Over 600,000 people in the US die each year of heart disease – that’s 1 in every 4 deaths.

Each of these issues is triggered by, or made worse by, the existence of chronic fear.

This isn’t just clinical diagnoses impacting only some. I’d suggest that fear impacts each of us, on some level, most every day.

And it isn’t just us that fear hurts.

When in a state of fear others get hurt too. We’re –
• More likely to respond to others in anger
• Less likely to respond with compassion
• More likely to withdraw from this world that God so loves

Thank God for modern medicine. Thank God for modern social sciences. These are God-given gifts that can heal, that we can, and should rely on.

But the impacts of fear, and our need for relief from it, suggests there are still internal, unmet needs deep within us that are still at play. And that’s a deeply spiritual issue.

We –
• Struggle to trust God provides all;
• Struggle to believe the life, death and resurrection of Christ ensures us God’s promises are kept;
• Struggle to follow the winds of the Spirit, there to guide us for all our days.

The effects of fear are all around us, and are easy enough to spot.

You need only examine your news feeds.
You need only examine your hearts.

Fear affects us all.

We, as a people, are still hurting.

We struggle at times, so deeply, to love our neighbors as ourselves. Instead we often find ourselves stuck, in the muck, of fear.

And God wishes, so very much, it wasn’t so.

Close
While the fear response of fight or flight is as old as time itself, Luke 12, and all of scripture call us to something more. Fear not.

Oh Christ got angry, and threw a few tables once. But not too often. And Christ fled more than a few towns, usually when his life was in danger. His time, after all, had not yet come.

But in between those extremes, of fight or flight, was the bulk of Christ’s ministry. And in that ministry he walked, and talked, taught, and listened, and cared, and loved, and engaged, and healed. He built relationship with all who would have him.

And he did so, without fear.

In this way Christ asks that we evolve, away from the simplicity of fight or flight. Away from the negative consequences of fear.

What does it mean to live life outside the shackles of fear?

This spiritual evolution –
Demands we put down our Flintstones-era Bamm Bamm big club.
Begs us not to run away,
But instead to walk toward.

It requires us to –
Trust God;
Model Christ;
Let the Spirit lead.

For it is in those faith-led steps that –
You will be healed;
You will be made whole;
And the world, finally, will be at peace.

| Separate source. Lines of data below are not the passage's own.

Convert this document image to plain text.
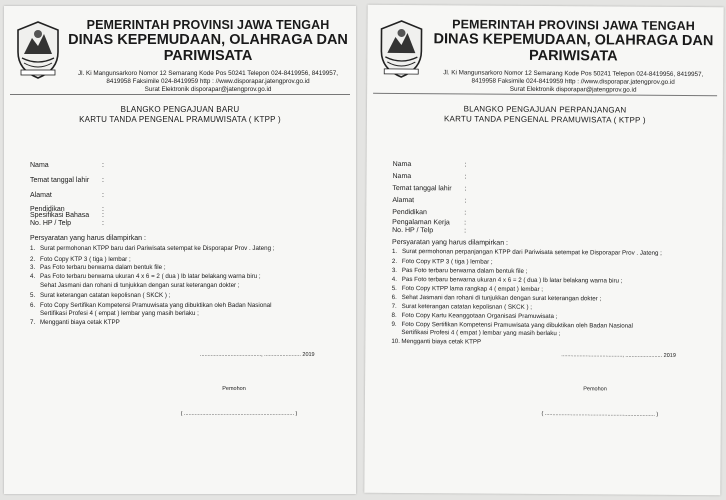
PEMERINTAH PROVINSI JAWA TENGAH
DINAS KEPEMUDAAN, OLAHRAGA DAN
PARIWISATA
Jl. Ki Mangunsarkoro Nomor 12 Semarang Kode Pos 50241 Telepon 024-8419956, 8419957,
8419958 Faksimile 024-8419959 http : //www.disporapar.jatengprov.go.id
Surat Elektronik disporapar@jatengprov.go.id
BLANGKO PENGAJUAN BARU
KARTU TANDA PENGENAL PRAMUWISATA ( KTPP )
Nama	:
Temat tanggal lahir :
Alamat	:
Pendidikan	:
Spesifikasi Bahasa	:
No. HP / Telp	:
Persyaratan yang harus dilampirkan :
1. Surat permohonan KTPP baru dari Pariwisata setempat ke Disporapar Prov . Jateng ;
2. Foto Copy KTP 3 ( tiga ) lembar ;
3. Pas Foto terbaru berwarna dalam bentuk file ;
4. Pas Foto terbaru berwarna ukuran 4 x 6 = 2 ( dua ) lb latar belakang warna biru ;
Sehat Jasmani dan rohani di tunjukkan dengan surat keterangan dokter ;
5. Surat keterangan catatan kepolisnan ( SKCK ) ;
6. Foto Copy Sertifikan Kompetensi Pramuwisata yang dibuktikan oleh Badan Nasional
Sertifikasi Profesi 4 ( empat ) lembar yang masih berlaku ;
7. Mengganti biaya cetak KTPP
........................................, ........................ 2019
Pemohon
( ........................................................................ )
PEMERINTAH PROVINSI JAWA TENGAH
DINAS KEPEMUDAAN, OLAHRAGA DAN
PARIWISATA
Jl. Ki Mangunsarkoro Nomor 12 Semarang Kode Pos 50241 Telepon 024-8419956, 8419957,
8419958 Faksimile 024-8419959 http : //www.disporapar.jatengprov.go.id
Surat Elektronik disporapar@jatengprov.go.id
BLANGKO PENGAJUAN PERPANJANGAN
KARTU TANDA PENGENAL PRAMUWISATA ( KTPP )
Nama	:
Nama	:
Temat tanggal lahir :
Alamat	:
Pendidikan	:
Pengalaman Kerja :
No. HP / Telp	:
Persyaratan yang harus dilampirkan :
1. Surat permohonan perpanjangan KTPP dari Pariwisata setempat ke Disporapar Prov . Jateng ;
2. Foto Copy KTP 3 ( tiga ) lembar ;
3. Pas Foto terbaru berwarna dalam bentuk file ;
4. Pas Foto terbaru berwarna ukuran 4 x 6 = 2 ( dua ) lb latar belakang warna biru ;
5. Foto Copy KTPP lama rangkap 4 ( empat ) lembar ;
6. Sehat Jasmani dan rohani di tunjukkan dengan surat keterangan dokter ;
7. Surat keterangan catatan kepolisnan ( SKCK ) ;
8. Foto Copy Kartu Keanggotaan Organisasi Pramuwisata ;
9. Foto Copy Sertifikan Kompetensi Pramuwisata yang dibuktikan oleh Badan Nasional
Sertifikasi Profesi 4 ( empat ) lembar yang masih berlaku ;
10.Mengganti biaya cetak KTPP
........................................, ........................ 2019
Pemohon
( ........................................................................ )
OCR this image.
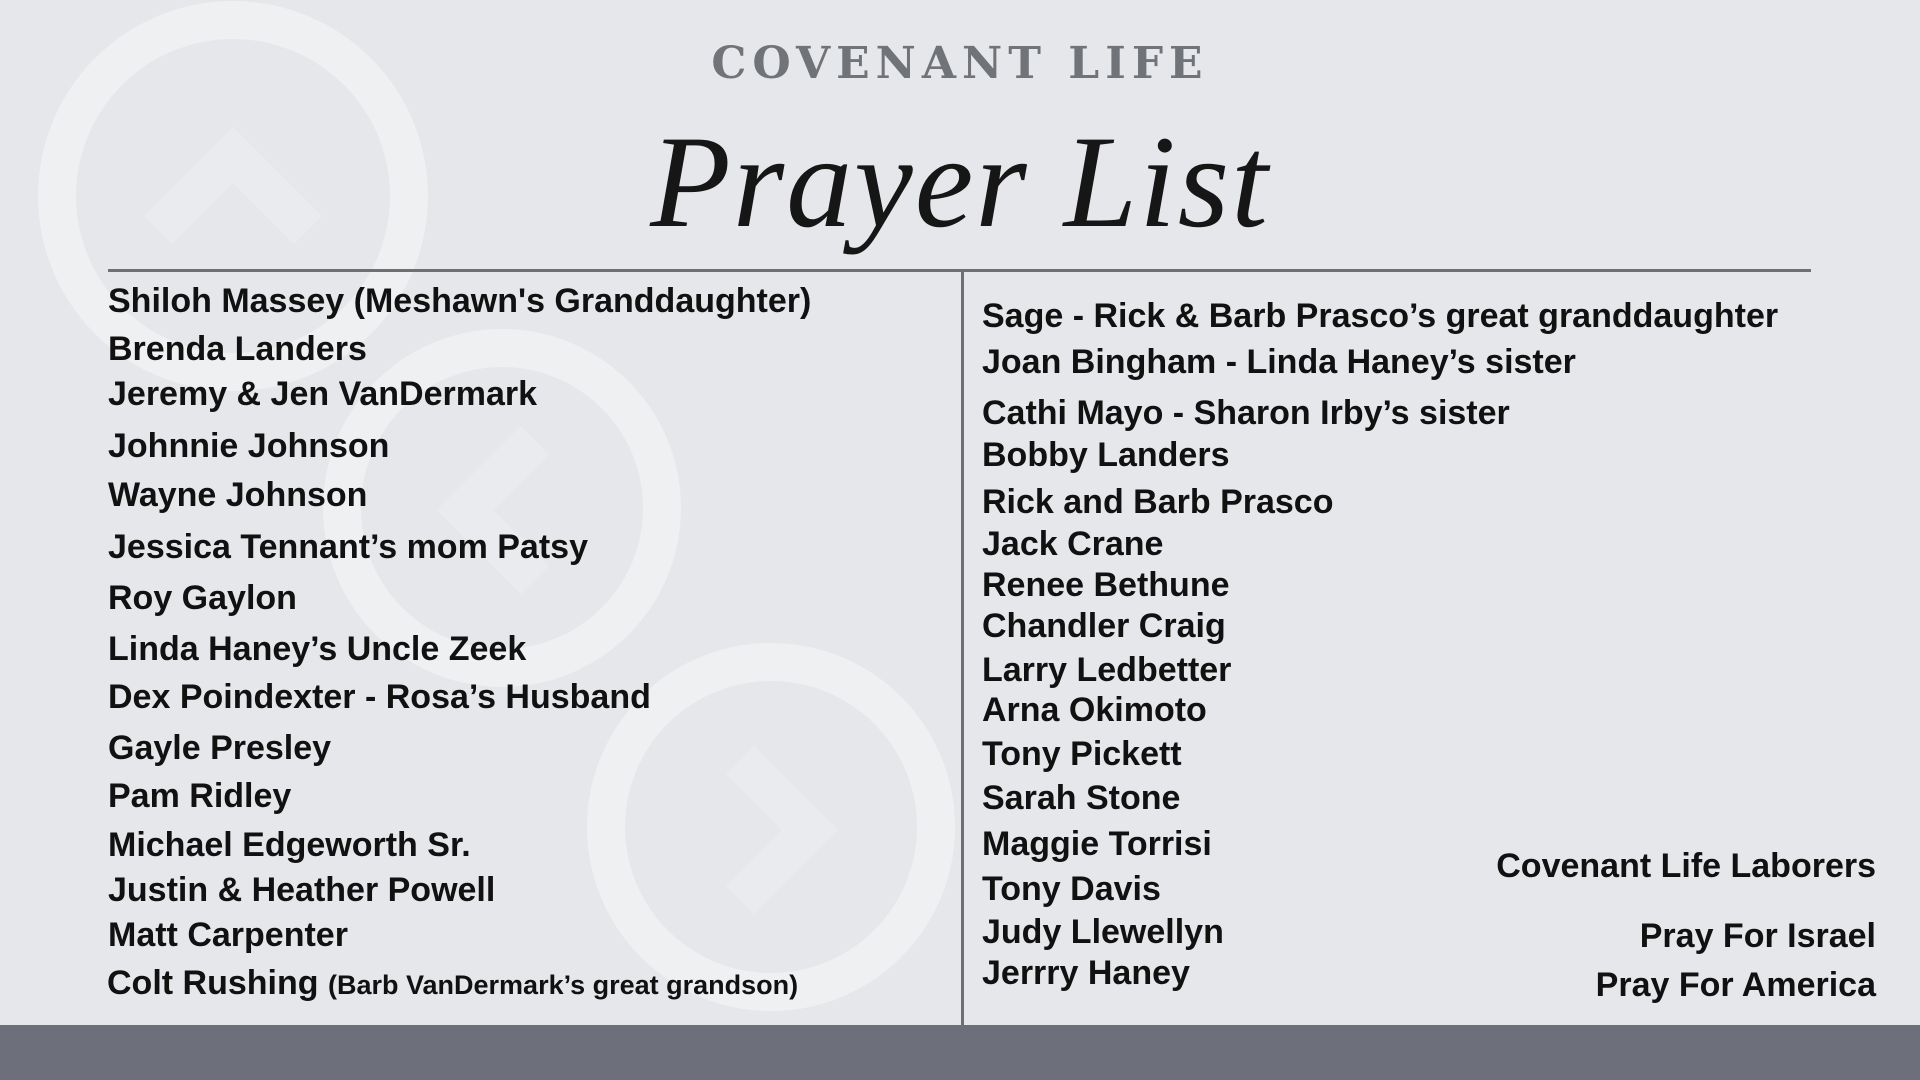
COVENANT LIFE
Prayer List
Shiloh Massey (Meshawn's Granddaughter)
Brenda Landers
Jeremy & Jen VanDermark
Johnnie Johnson
Wayne Johnson
Jessica Tennant’s mom Patsy
Roy Gaylon
Linda Haney’s Uncle Zeek
Dex Poindexter - Rosa’s Husband
Gayle Presley
Pam Ridley
Michael Edgeworth Sr.
Justin & Heather Powell
Matt Carpenter
Sage - Rick & Barb Prasco’s great granddaughter
Joan Bingham - Linda Haney’s sister
Cathi Mayo - Sharon Irby’s sister
Bobby Landers
Rick and Barb Prasco
Jack Crane
Renee Bethune
Chandler Craig
Larry Ledbetter
Arna Okimoto
Tony Pickett
Sarah Stone
Maggie Torrisi
Tony Davis
Judy Llewellyn
Jerrry Haney
Colt Rushing (Barb VanDermark’s great grandson)
Covenant Life Laborers
Pray For Israel
Pray For America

Just as God intends. Amen.

1 thought on “Fear Factors

  1. Fear can be a negative and a positive motivator, though I would not say Bam-Bam was afraid, it was a toy and a game for him. He hit everything and fear was not one of the things that Bam-Bam really put out there. Fear, though, should only be placed in God and the negative judgment of God, i.e. in Luther’s Small Catechism in the explanation we are to “fear, love, and trust God above all things.” Throughout the explanations of the Small Catechism “fear and love” are repeated over and over as a reminder that it is ultimately God in whom we should fear displeasure. As we move through the Catechism we will find, as in Scripture, how God has shown us how we are to trust in God. Fear misplaced is a negative motivator, but in our calling of service in God and the calling for us to seek God’s will it is a very positive motivator as we do these things in order to honor our God and Creator. Christ reminds us not to be afraid of the things that have been promised to us in God, but we are to cling to these things that will carry us through the struggle and suffering that all of us will inevitably face in this world and find comfort that we walk in the forgiveness that our Lord has poured upon us in great abundance. The only fear that really should motivate us is that there are those that may die without ever knowing God’s full love and forgiveness and to know that someone we care about could die outside of God’s grace should break our hearts and drive us to weeping at every rejection of God we may hear. Have a great week, my friend! May Christ’s love fill your heart and your spirit as you proclaim the glorious promises of God revealed to us throughout that most wonderful Word that has been given to us in the Holy Scripture!